Which means that what you need is the lens you erroneously mentioned in your first post - the EF-S 17-55mm f/2.8 IS. There's a world of difference between the 17-55mm f/2.8 and the 18-55mm f/3.5-5.6 kit lens - the former is L-series optical quality (it actually outperforms the 24-70mm L on the same APS-C body), constant and fast (for a zoom lens) f/2.8, and has IS to boot. The build quality is decent, not L-level, though. But if you want a fast zoom that will deliver moderate wide angle to short telephoto on APS-C, there's no other good option from Canon. Tamron makes a pair of 17-50mm lenses, and the non-VC version is nearly as good optically as the Canon 17-55mm (the Tamron VC isn't); the Tamron lens is much cheaper, but the tradeoff is the AF is not as good as the Canon lens, so for sports, the Canon would be the better choice.


----------



## bench (Jan 20, 2012)

neuroanatomist said:


> bench said:
> 
> 
> > Keep in mind I'm having to use a 17-55 EF-S ..._Anything_ is going to be a step up.
> ...



Yeah, I screwed that up. I realized my mistake when I got to work. Sorry 'bout the confusion. 

Going with the Mark III would eliminate that as an option, but it does sound like a good lens and a suitable compromise. I just wish it wasn't an EF-S mount.


----------



## katwil (Jan 20, 2012)

I would agree on the EF-S 17-55. It’s a fine lens, and it’s much easier to crop that to try to compensate for insufficient light. As far as it being an EF-S, I wouldn’t worry about that too much. An APS-C camera can compliment a FF body nicely when it comes to things like extended range on your lenses or high FPS (compared with the 5D). And you’re probably going to want a back-up body anyway.
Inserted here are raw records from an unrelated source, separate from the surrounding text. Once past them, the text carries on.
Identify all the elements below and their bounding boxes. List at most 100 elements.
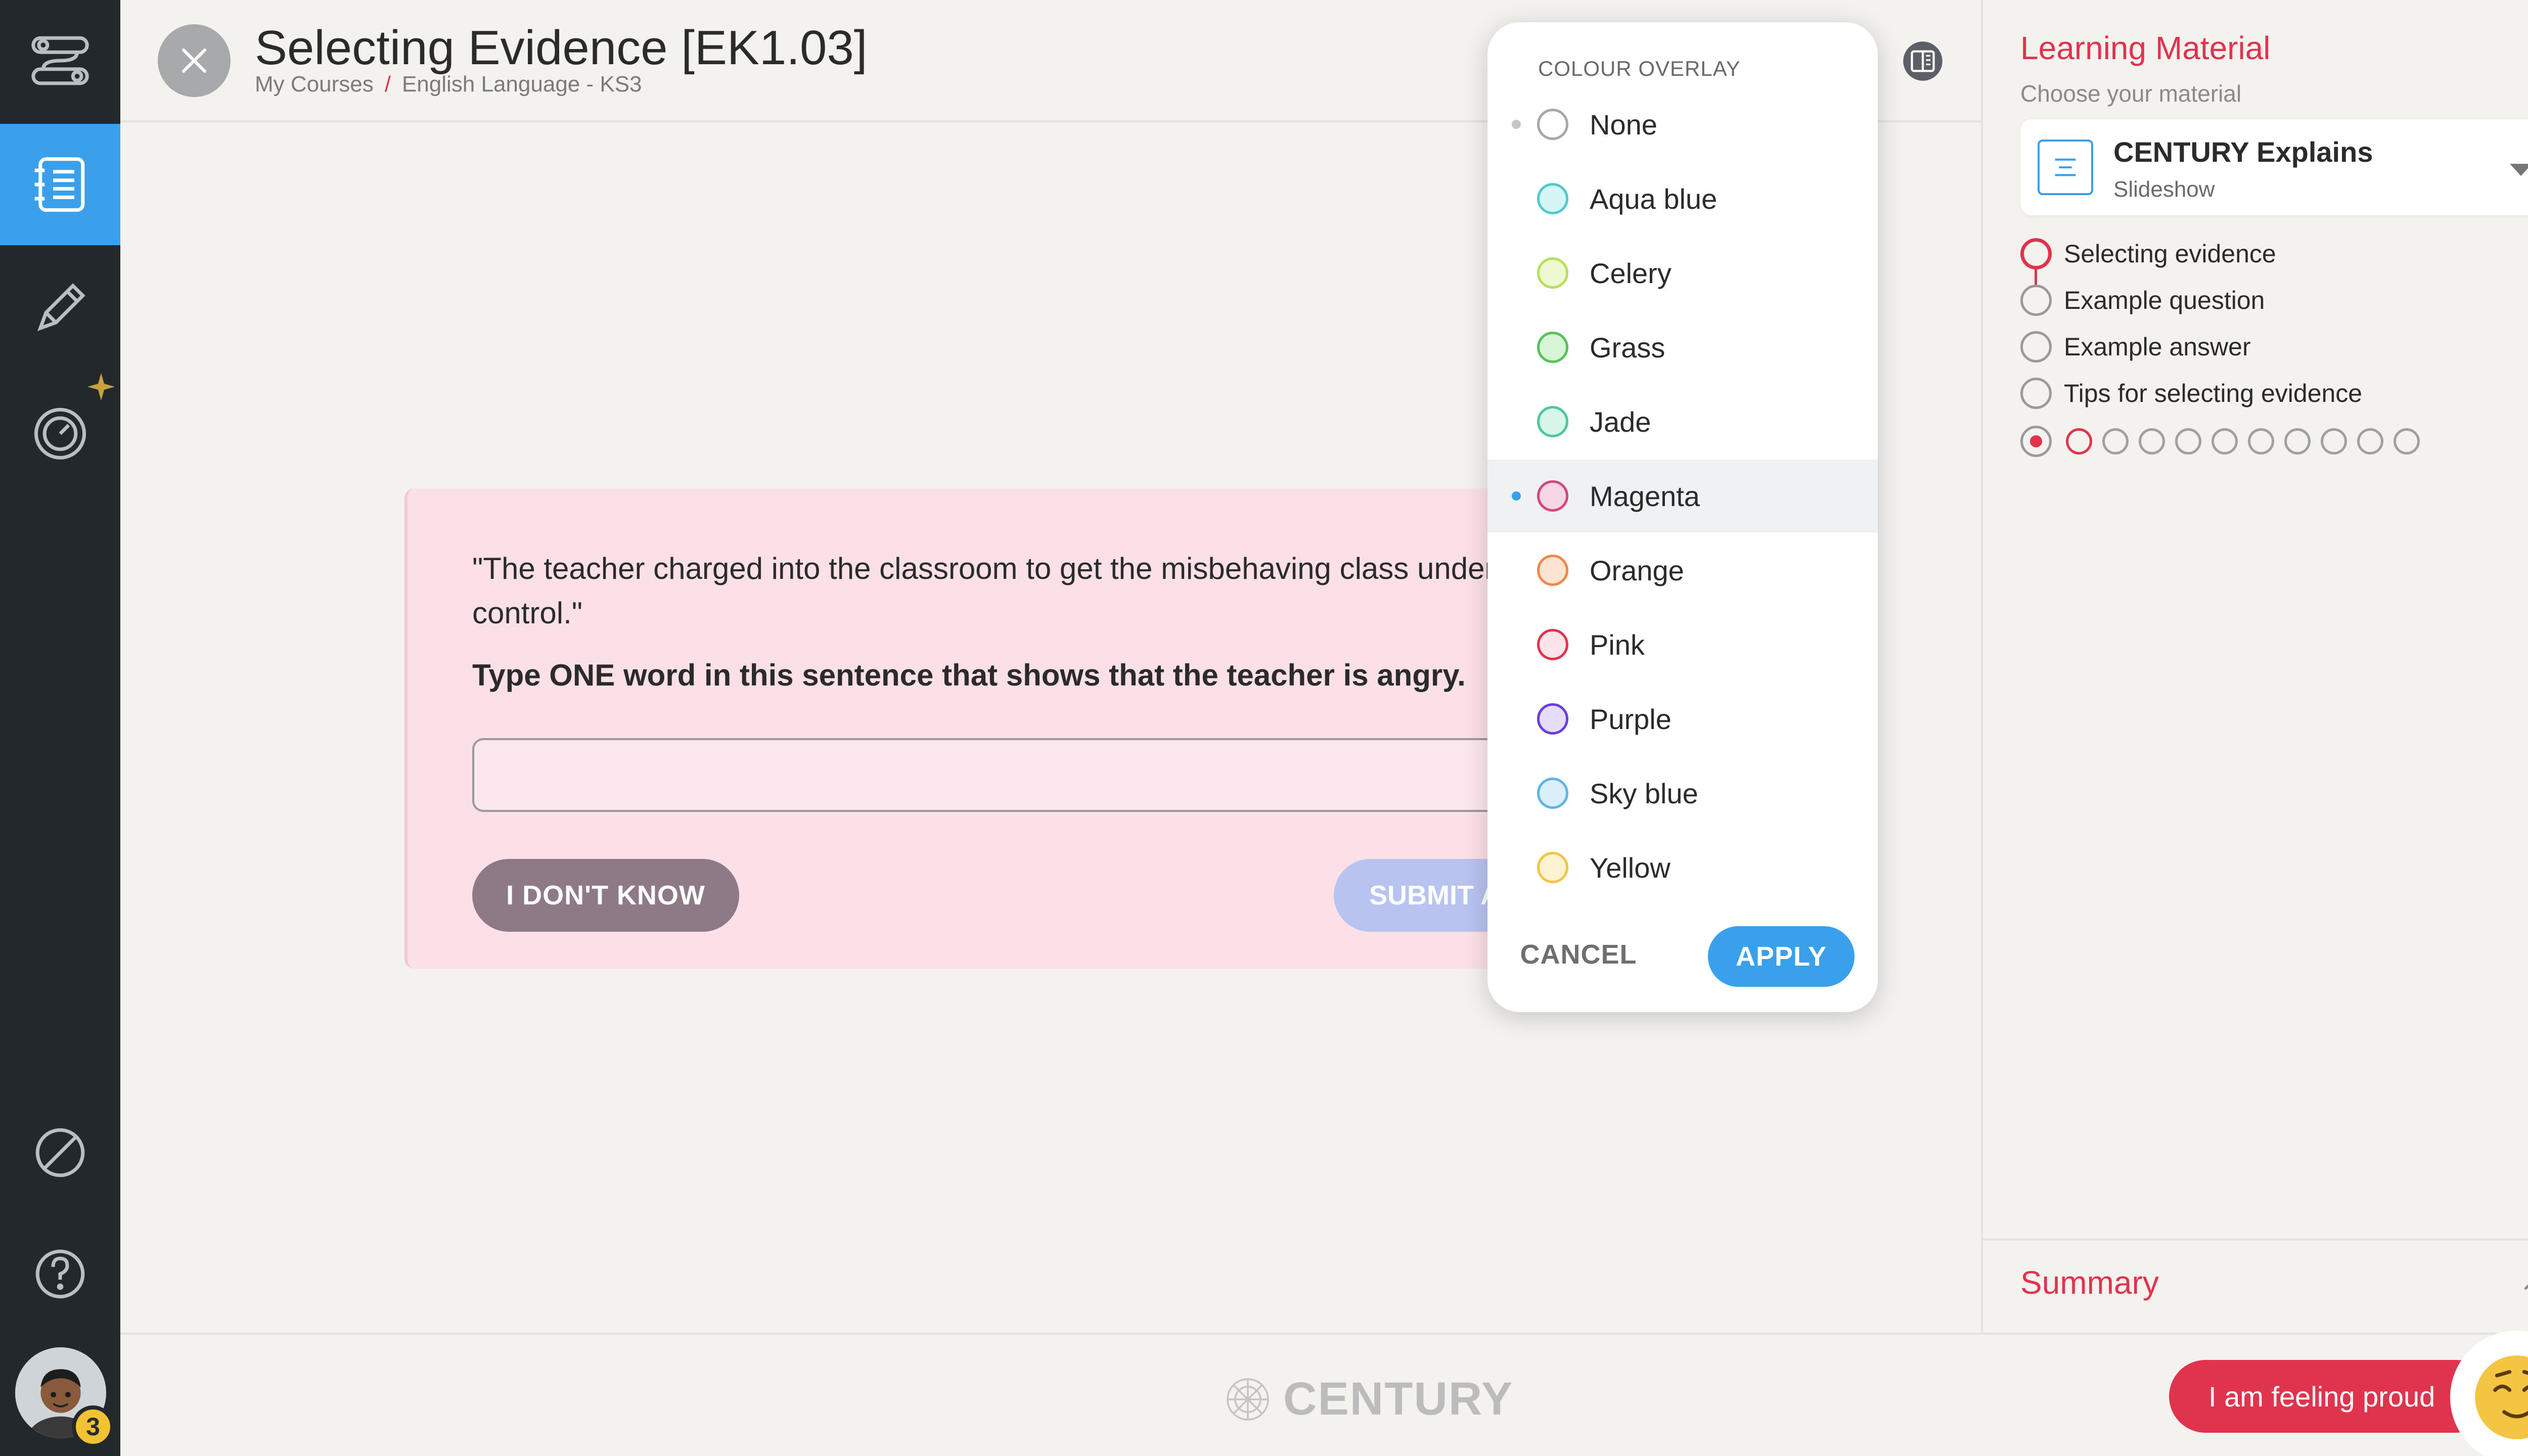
colour-swatch-icon	[1537, 109, 1568, 140]
rail-pencil-button[interactable]	[0, 248, 120, 369]
selected-marker-icon	[1512, 640, 1521, 649]
colour-option-sky-blue[interactable]: Sky blue	[1487, 757, 1878, 830]
learning-material-panel: Learning Material Choose your material C…	[1981, 0, 2528, 1335]
colour-overlay-popup: COLOUR OVERLAY None Aqua blue Celery Grass J…	[1487, 22, 1878, 1012]
colour-option-jade[interactable]: Jade	[1487, 385, 1878, 458]
page-title: Selecting Evidence [EK1.03]	[255, 21, 868, 75]
pager-dot[interactable]	[2394, 428, 2420, 454]
colour-option-orange[interactable]: Orange	[1487, 534, 1878, 607]
colour-option-label: Purple	[1590, 703, 1672, 735]
step-label: Selecting evidence	[2064, 240, 2276, 268]
path-nodes-icon	[31, 36, 89, 85]
selected-marker-icon	[1512, 120, 1521, 129]
colour-option-label: Orange	[1590, 554, 1684, 586]
rail-pathway-button[interactable]	[0, 0, 120, 121]
apply-button[interactable]: APPLY	[1708, 926, 1855, 987]
step-item-example-question[interactable]: Example question	[2020, 280, 2265, 321]
summary-label: Summary	[2020, 1264, 2159, 1301]
step-label: Example answer	[2064, 333, 2251, 361]
selected-marker-icon	[1512, 863, 1521, 872]
pencil-icon	[37, 283, 85, 332]
cancel-button[interactable]: CANCEL	[1520, 924, 1637, 985]
proud-face-icon	[2475, 1355, 2528, 1439]
selected-marker-icon	[1512, 194, 1521, 203]
breadcrumb-my-courses[interactable]: My Courses	[255, 72, 374, 97]
colour-option-label: Aqua blue	[1590, 183, 1718, 215]
selected-marker-icon	[1512, 714, 1521, 723]
step-ring-icon	[2020, 378, 2052, 409]
sparkle-icon	[87, 373, 115, 400]
material-select-type: Slideshow	[2113, 177, 2215, 202]
breadcrumb-separator: /	[384, 72, 391, 97]
chevron-up-icon[interactable]	[2519, 1269, 2528, 1299]
colour-swatch-icon	[1537, 703, 1568, 735]
step-label: Example question	[2064, 286, 2265, 314]
dont-know-button[interactable]: I DON'T KNOW	[472, 859, 739, 932]
colour-option-magenta[interactable]: Magenta	[1487, 460, 1878, 532]
pager-dot[interactable]	[2139, 428, 2165, 454]
colour-swatch-icon	[1537, 257, 1568, 289]
no-entry-icon	[35, 1128, 85, 1177]
colour-option-grass[interactable]: Grass	[1487, 311, 1878, 384]
pager-current-icon	[2020, 426, 2052, 457]
colour-overlay-toggle-icon[interactable]	[1901, 39, 1945, 83]
question-quote: "The teacher charged into the classroom …	[472, 552, 1495, 630]
colour-option-yellow[interactable]: Yellow	[1487, 831, 1878, 904]
colour-swatch-icon	[1537, 406, 1568, 437]
rail-notebook-button[interactable]	[0, 124, 120, 245]
step-ring-icon	[2020, 238, 2052, 269]
colour-option-label: Yellow	[1590, 851, 1671, 884]
colour-option-label: None	[1590, 108, 1657, 141]
step-item-example-answer[interactable]: Example answer	[2020, 327, 2251, 367]
colour-swatch-icon	[1537, 480, 1568, 512]
slideshow-icon	[2038, 140, 2093, 195]
rail-help-button[interactable]	[0, 1213, 120, 1335]
selected-marker-icon	[1512, 789, 1521, 798]
breadcrumb-course[interactable]: English Language - KS3	[402, 72, 642, 97]
step-label: Tips for selecting evidence	[2064, 379, 2363, 407]
colour-option-pink[interactable]: Pink	[1487, 608, 1878, 681]
notebook-icon	[34, 157, 85, 212]
selected-marker-icon	[1512, 491, 1521, 500]
pager-dot[interactable]	[2321, 428, 2347, 454]
material-select-title: CENTURY Explains	[2113, 136, 2373, 168]
pager-dot[interactable]	[2284, 428, 2311, 454]
learning-material-title: Learning Material	[2020, 30, 2271, 66]
colour-overlay-title: COLOUR OVERLAY	[1538, 57, 1741, 80]
colour-option-label: Grass	[1590, 331, 1665, 363]
footer: CENTURY	[120, 1333, 2528, 1456]
pager-dot[interactable]	[2175, 428, 2201, 454]
pager-dot[interactable]	[2102, 428, 2129, 454]
slide-pager	[2020, 424, 2430, 459]
gauge-icon	[34, 407, 86, 460]
pager-dot[interactable]	[2248, 428, 2274, 454]
pager-dot[interactable]	[2211, 428, 2238, 454]
colour-swatch-icon	[1537, 555, 1568, 586]
step-item-tips[interactable]: Tips for selecting evidence	[2020, 373, 2362, 414]
question-card: "The teacher charged into the classroom …	[404, 488, 1546, 969]
pager-dot[interactable]	[2357, 428, 2383, 454]
colour-option-label: Magenta	[1590, 480, 1700, 512]
close-button[interactable]	[158, 24, 231, 97]
century-logo-icon	[1227, 1378, 1269, 1421]
century-brand: CENTURY	[1223, 1373, 1513, 1426]
step-item-selecting-evidence[interactable]: Selecting evidence	[2020, 234, 2276, 274]
summary-section[interactable]: Summary	[1983, 1239, 2528, 1335]
answer-input[interactable]	[472, 738, 1520, 812]
colour-swatch-icon	[1537, 332, 1568, 363]
colour-option-none[interactable]: None	[1487, 88, 1878, 161]
mood-button[interactable]: I am feeling proud	[2169, 1360, 2493, 1433]
rail-no-entry-button[interactable]	[0, 1092, 120, 1213]
chevron-down-icon	[2510, 164, 2528, 176]
pager-dot[interactable]	[2066, 428, 2092, 454]
colour-option-celery[interactable]: Celery	[1487, 237, 1878, 309]
material-select[interactable]: CENTURY Explains Slideshow	[2020, 119, 2528, 215]
colour-option-label: Sky blue	[1590, 777, 1698, 809]
selected-marker-icon	[1512, 417, 1521, 426]
colour-option-label: Pink	[1590, 628, 1645, 661]
colour-option-aqua-blue[interactable]: Aqua blue	[1487, 162, 1878, 235]
step-ring-icon	[2020, 331, 2052, 362]
colour-option-label: Jade	[1590, 405, 1651, 438]
colour-option-purple[interactable]: Purple	[1487, 682, 1878, 755]
colour-swatch-icon	[1537, 852, 1568, 883]
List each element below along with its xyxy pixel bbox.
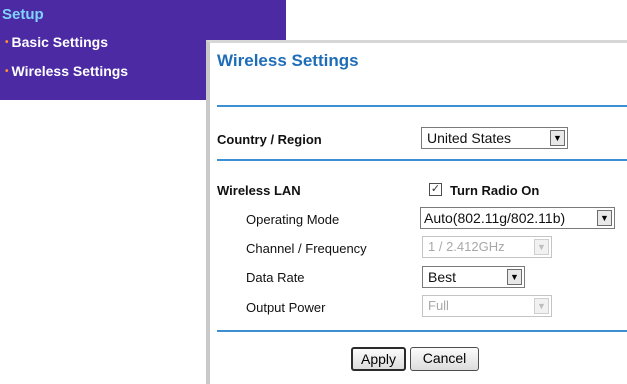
menu-title: Setup — [2, 6, 44, 23]
chevron-down-icon[interactable]: ▼ — [597, 210, 612, 226]
menu-item-basic-settings[interactable]: • Basic Settings — [5, 34, 108, 50]
menu-item-label: Wireless Settings — [11, 63, 129, 79]
data-rate-value: Best — [428, 269, 457, 285]
output-power-value: Full — [428, 298, 449, 313]
chevron-down-icon[interactable]: ▼ — [550, 130, 565, 146]
chevron-down-icon: ▼ — [534, 239, 549, 255]
output-power-select: Full ▼ — [422, 295, 552, 317]
operating-mode-select[interactable]: Auto(802.11g/802.11b) ▼ — [420, 207, 615, 229]
divider — [217, 159, 627, 161]
channel-frequency-value: 1 / 2.412GHz — [428, 239, 505, 254]
country-select-value: United States — [427, 130, 512, 146]
wireless-lan-label: Wireless LAN — [217, 183, 301, 198]
country-label: Country / Region — [217, 132, 322, 147]
apply-button[interactable]: Apply — [351, 347, 406, 371]
divider — [217, 105, 627, 107]
cancel-button[interactable]: Cancel — [410, 347, 479, 371]
channel-frequency-label: Channel / Frequency — [246, 241, 367, 256]
chevron-down-icon[interactable]: ▼ — [507, 269, 522, 285]
channel-frequency-select: 1 / 2.412GHz ▼ — [422, 236, 552, 258]
wireless-settings-panel: Wireless Settings Country / Region Unite… — [206, 40, 627, 384]
turn-radio-on-checkbox[interactable]: ✓ — [429, 183, 442, 196]
data-rate-select[interactable]: Best ▼ — [422, 266, 525, 288]
output-power-label: Output Power — [246, 300, 326, 315]
bullet-icon: • — [5, 37, 9, 48]
country-select[interactable]: United States ▼ — [421, 127, 568, 149]
divider — [217, 330, 627, 332]
turn-radio-on-label: Turn Radio On — [450, 183, 540, 198]
check-icon: ✓ — [430, 183, 441, 195]
chevron-down-icon: ▼ — [534, 298, 549, 314]
menu-item-wireless-settings[interactable]: • Wireless Settings — [5, 63, 128, 79]
data-rate-label: Data Rate — [246, 270, 305, 285]
menu-item-label: Basic Settings — [11, 34, 108, 50]
operating-mode-label: Operating Mode — [246, 212, 340, 227]
page-title: Wireless Settings — [217, 51, 359, 70]
operating-mode-value: Auto(802.11g/802.11b) — [424, 210, 566, 226]
bullet-icon: • — [5, 66, 9, 77]
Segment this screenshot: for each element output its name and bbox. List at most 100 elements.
One would think Canon will have a high-end prosumer camera like the 7D in the market quite some time to use with EF-S products.


----------



## willrobb (Jan 21, 2012)

Crapking said:


> If you have no plans to upgrade to FF, then gripped 7D with the 17-55 2.8 EF-S IS should definitely be on the list - would overlap your current kit lens, but the 2.8 proves invaluable in your situation. Not an L - but behaves like one I'm told.



I would agree on this and if you could add in a second hand 70-200mm f2.8L (non IS) as was mentioned above you'd have all your bases covered.


----------